Question 1: Do people receiving the Centrelink Old Age Pension have to pay taxes?
The old-age pension is taxable.
But if this is your only source of taxable income, you end up paying no income tax, as older pensioners are also eligible for the Senior Australian Pension Tax Offset (SAPTO).
Combined with other offsets, this gives single retirees an effective tax-free threshold of nearly $33,900.
When you consider that retirement income payments are paid tax-free from age 60 (unless they come from an untaxed source, which would be unusual), then that’s very generous.
Only when older Australians have significant other taxable income, for example dividends, equity interest, managed funds or other non-super investments, or rent from an investment property, tax becomes payable.
Issue 2: We own our home and an investment property worth $500,000. There is a vacant block next to our house for sale at $600,000. Could we buy it, improve our lifestyle because no one could build on it, and combine it into one title, integrate it into our residence?
We would need to sell the property for $600,000. This would reduce our non-residential assets so that we would qualify for a pension. Would Centrelink have a problem with that?
It will depend on the exact circumstances. For example, it will depend on whether the council will allow you to combine the two properties into one title.
Generally, if land is held in two titles, it can be considered to be held in one title when:
- The house is situated on the two blocks of land, or
- The alienation of one of the blocks of land without the other will seriously impair the residential function of the house, or
- Both blocks taken together are protected under Commonwealth, State or Territory law, due to their natural, holistic or indigenous heritage.
I would like to seek clarification from the Financial Information Service before continuing.
Question 3: I retire at 60. How much tax will I have to pay on a lump sum payment?
Generally, no tax is due when funds are withdrawn from the super, either through a lump sum or through a regular income stream once you reach age 60.
The only exemption to this is for people who are in “non-taxed” super-schemes or in constitutionally protected funds.

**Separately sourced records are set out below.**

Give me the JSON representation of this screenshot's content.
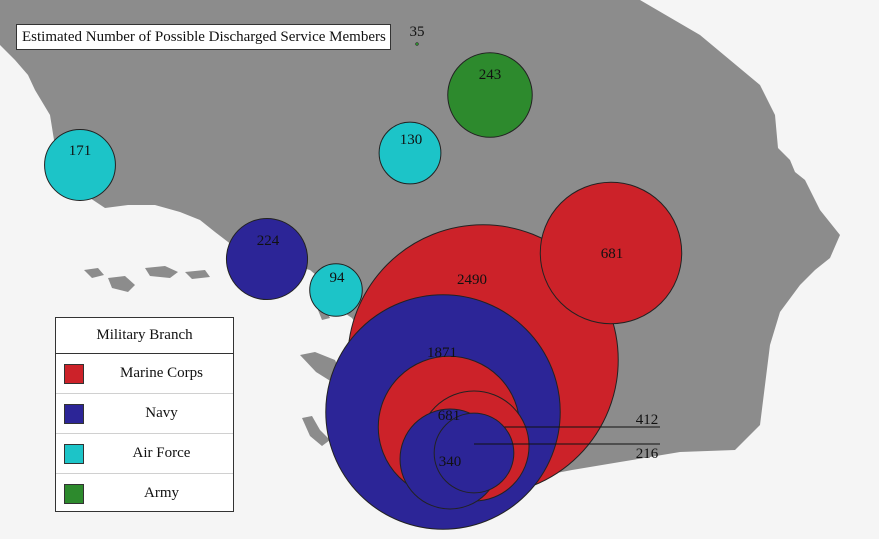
{
  "title": "Estimated Number of Possible Discharged Service Members",
  "colors": {
    "land": "#8c8c8c",
    "water": "#f5f5f5",
    "Marine Corps": "#cc2229",
    "Navy": "#2c2597",
    "Air Force": "#1cc4c8",
    "Army": "#2d8a2d"
  },
  "legend": {
    "title": "Military Branch",
    "items": [
      {
        "label": "Marine Corps",
        "color": "#cc2229"
      },
      {
        "label": "Navy",
        "color": "#2c2597"
      },
      {
        "label": "Air Force",
        "color": "#1cc4c8"
      },
      {
        "label": "Army",
        "color": "#2d8a2d"
      }
    ]
  },
  "locations": [
    {
      "branch": "Marine Corps",
      "value": 2490
    },
    {
      "branch": "Navy",
      "value": 1871
    },
    {
      "branch": "Marine Corps",
      "value": 681
    },
    {
      "branch": "Marine Corps",
      "value": 681
    },
    {
      "branch": "Marine Corps",
      "value": 412
    },
    {
      "branch": "Navy",
      "value": 340
    },
    {
      "branch": "Army",
      "value": 243
    },
    {
      "branch": "Navy",
      "value": 224
    },
    {
      "branch": "Navy",
      "value": 216
    },
    {
      "branch": "Air Force",
      "value": 171
    },
    {
      "branch": "Air Force",
      "value": 130
    },
    {
      "branch": "Air Force",
      "value": 94
    },
    {
      "branch": "Army",
      "value": 35
    }
  ]
}
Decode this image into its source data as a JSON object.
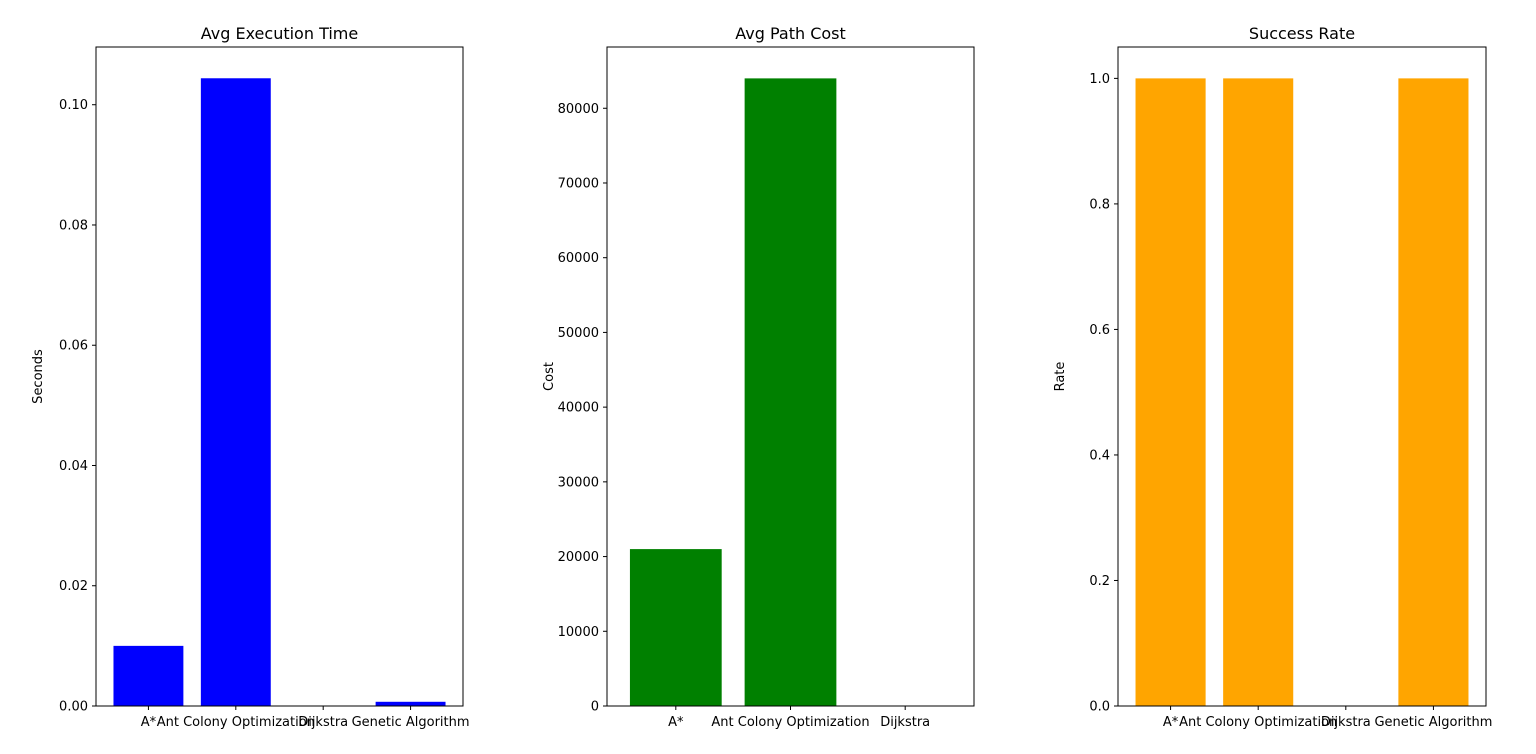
{
  "chart_data": [
    {
      "type": "bar",
      "title": "Avg Execution Time",
      "xlabel": "",
      "ylabel": "Seconds",
      "categories": [
        "A*",
        "Ant Colony Optimization",
        "Dijkstra",
        "Genetic Algorithm"
      ],
      "values": [
        0.01,
        0.1044,
        0.0,
        0.0007
      ],
      "ylim": [
        0,
        0.1096
      ],
      "yticks": [
        0.0,
        0.02,
        0.04,
        0.06,
        0.08,
        0.1
      ],
      "ytick_labels": [
        "0.00",
        "0.02",
        "0.04",
        "0.06",
        "0.08",
        "0.10"
      ],
      "color": "#0000ff",
      "grid": false,
      "legend": "none"
    },
    {
      "type": "bar",
      "title": "Avg Path Cost",
      "xlabel": "",
      "ylabel": "Cost",
      "categories": [
        "A*",
        "Ant Colony Optimization",
        "Dijkstra"
      ],
      "values": [
        21000,
        84000,
        0
      ],
      "ylim": [
        0,
        88200
      ],
      "yticks": [
        0,
        10000,
        20000,
        30000,
        40000,
        50000,
        60000,
        70000,
        80000
      ],
      "ytick_labels": [
        "0",
        "10000",
        "20000",
        "30000",
        "40000",
        "50000",
        "60000",
        "70000",
        "80000"
      ],
      "color": "#008000",
      "grid": false,
      "legend": "none"
    },
    {
      "type": "bar",
      "title": "Success Rate",
      "xlabel": "",
      "ylabel": "Rate",
      "categories": [
        "A*",
        "Ant Colony Optimization",
        "Dijkstra",
        "Genetic Algorithm"
      ],
      "values": [
        1.0,
        1.0,
        0.0,
        1.0
      ],
      "ylim": [
        0,
        1.05
      ],
      "yticks": [
        0.0,
        0.2,
        0.4,
        0.6,
        0.8,
        1.0
      ],
      "ytick_labels": [
        "0.0",
        "0.2",
        "0.4",
        "0.6",
        "0.8",
        "1.0"
      ],
      "color": "#ffa500",
      "grid": false,
      "legend": "none"
    }
  ]
}
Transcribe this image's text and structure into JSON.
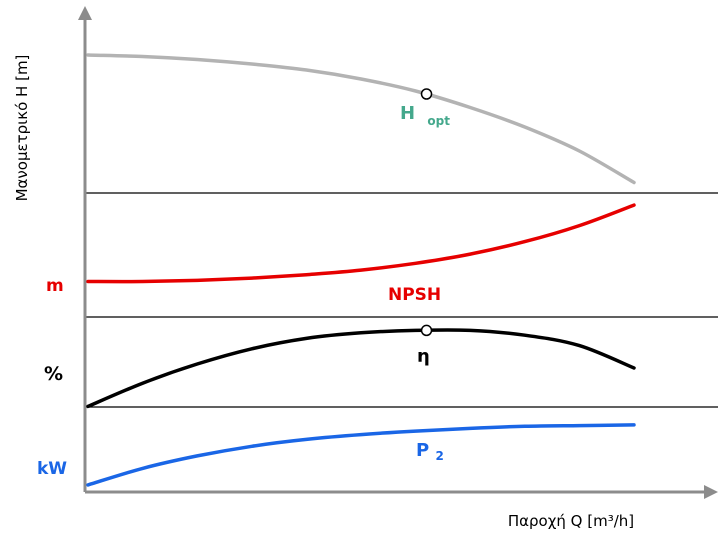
{
  "chart_data": {
    "type": "line",
    "xlabel": "Παροχή  Q [m³/h]",
    "ylabel": "Μανομετρικό  Η [m]",
    "panels": [
      {
        "id": "head",
        "unit_label": "",
        "series": [
          {
            "name": "H",
            "subscript": "opt",
            "color": "#b3b3b3",
            "label_color": "#44a88c",
            "x": [
              0,
              0.1,
              0.2,
              0.3,
              0.4,
              0.5,
              0.6,
              0.7,
              0.8,
              0.9,
              1.0
            ],
            "y": [
              0.9,
              0.89,
              0.87,
              0.84,
              0.8,
              0.74,
              0.66,
              0.55,
              0.42,
              0.26,
              0.05
            ],
            "opt_point": {
              "x": 0.62,
              "y": 0.64
            }
          }
        ]
      },
      {
        "id": "npsh",
        "unit_label": "m",
        "unit_color": "#e60000",
        "series": [
          {
            "name": "NPSH",
            "color": "#e60000",
            "label_color": "#e60000",
            "x": [
              0,
              0.1,
              0.2,
              0.3,
              0.4,
              0.5,
              0.6,
              0.7,
              0.8,
              0.9,
              1.0
            ],
            "y": [
              0.25,
              0.25,
              0.26,
              0.28,
              0.31,
              0.35,
              0.41,
              0.49,
              0.6,
              0.74,
              0.92
            ]
          }
        ]
      },
      {
        "id": "efficiency",
        "unit_label": "%",
        "unit_color": "#000000",
        "series": [
          {
            "name": "η",
            "color": "#000000",
            "label_color": "#000000",
            "x": [
              0,
              0.1,
              0.2,
              0.3,
              0.4,
              0.5,
              0.6,
              0.7,
              0.8,
              0.9,
              1.0
            ],
            "y": [
              0.02,
              0.31,
              0.55,
              0.74,
              0.87,
              0.94,
              0.97,
              0.97,
              0.91,
              0.78,
              0.5
            ],
            "opt_point": {
              "x": 0.62,
              "y": 0.97
            }
          }
        ]
      },
      {
        "id": "power",
        "unit_label": "kW",
        "unit_color": "#1a66e6",
        "series": [
          {
            "name": "P",
            "subscript": "2",
            "color": "#1a66e6",
            "label_color": "#1a66e6",
            "x": [
              0,
              0.1,
              0.2,
              0.3,
              0.4,
              0.5,
              0.6,
              0.7,
              0.8,
              0.9,
              1.0
            ],
            "y": [
              0.03,
              0.27,
              0.45,
              0.59,
              0.69,
              0.76,
              0.81,
              0.85,
              0.88,
              0.89,
              0.9
            ]
          }
        ]
      }
    ],
    "grid": false,
    "legend": "none"
  }
}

Before taking a lump sum payment, you should consider whether it is appropriate to keep at least some of your super funds to start a steady stream of income, as these funds may need to last you the rest of your life.
Question 4: My husband’s elderly parents have four adult children as beneficiaries in their will. Everyone agreed that only one adult really needs the product. Do they need to change their will because they think informing both executors (one being my husband and the other being the new beneficiary) is sufficient?
I’m sure they need to update their wills to show this change. What would happen if they didn’t update, and what would be the consequences if my husband continued to pay his brother his share?
Currently, “everyone agrees”, but there is a risk that this is not always the case.
It’s amazing how often people have different memories of unwritten agreements, and people also change their minds when circumstances change. These problems are even more common when large sums of money are involved.
If an executor fails to carry out the instructions in the will, a beneficiary or other interested person can ask the probate court to have the executor removed. In addition, the executor may be held personally liable for failing to perform his duties or for performing them improperly.
It will be much easier and cleaner, and minimize the risk of litigation, if the will has been updated now to reflect what has been agreed.
Question 5: I am married with no dependent children. My husband and I are retired. I have an investment property that I’m selling, which I’ve owned since about 1984. It’s fully paid for and in my name only.
I’m not against paying CGT, but if the profit from the sale can be put to better use, I’d be happy to see that happen. Can I contribute to the retirement pension of my (two) children? I intend to do this anyway, but a tax efficient method would be preferable. Likewise, can I contribute to my spouse’s pension?
Capital Gains Tax (CGT) did not begin in Australia until September 20, 1985, and investments such as shares and property purchased before that date are grandfathered, i.e. that is to say that they are not subject to the CGT at the time of the transfer. Any capital gain is realized tax-free.
However, if you have made capital improvements or additions to the property, such as a major renovation, the improvements themselves may be subject to CGT.
The ATO has some guidance on how this works and how to calculate CGT on upgrades only.
You can make non-concessional (after-tax) super contributions to your husband’s and children’s super if you wish. Normal contribution rules would apply.
Craig Sankey is a Certified Financial Advisor and Head of Technical Services and Advisory Enablement at Industry Fund Services
Disclaimer: The answers provided are of a general nature and although inspired by the questions asked, they have been prepared without taking into account all of your objectives, your financial situation or your needs.
Before relying on any information, please ensure that you consider the relevance of the information to your objectives, financial situation or needs. To the extent permitted by law, no liability for errors or omissions is accepted by IFS and its representatives.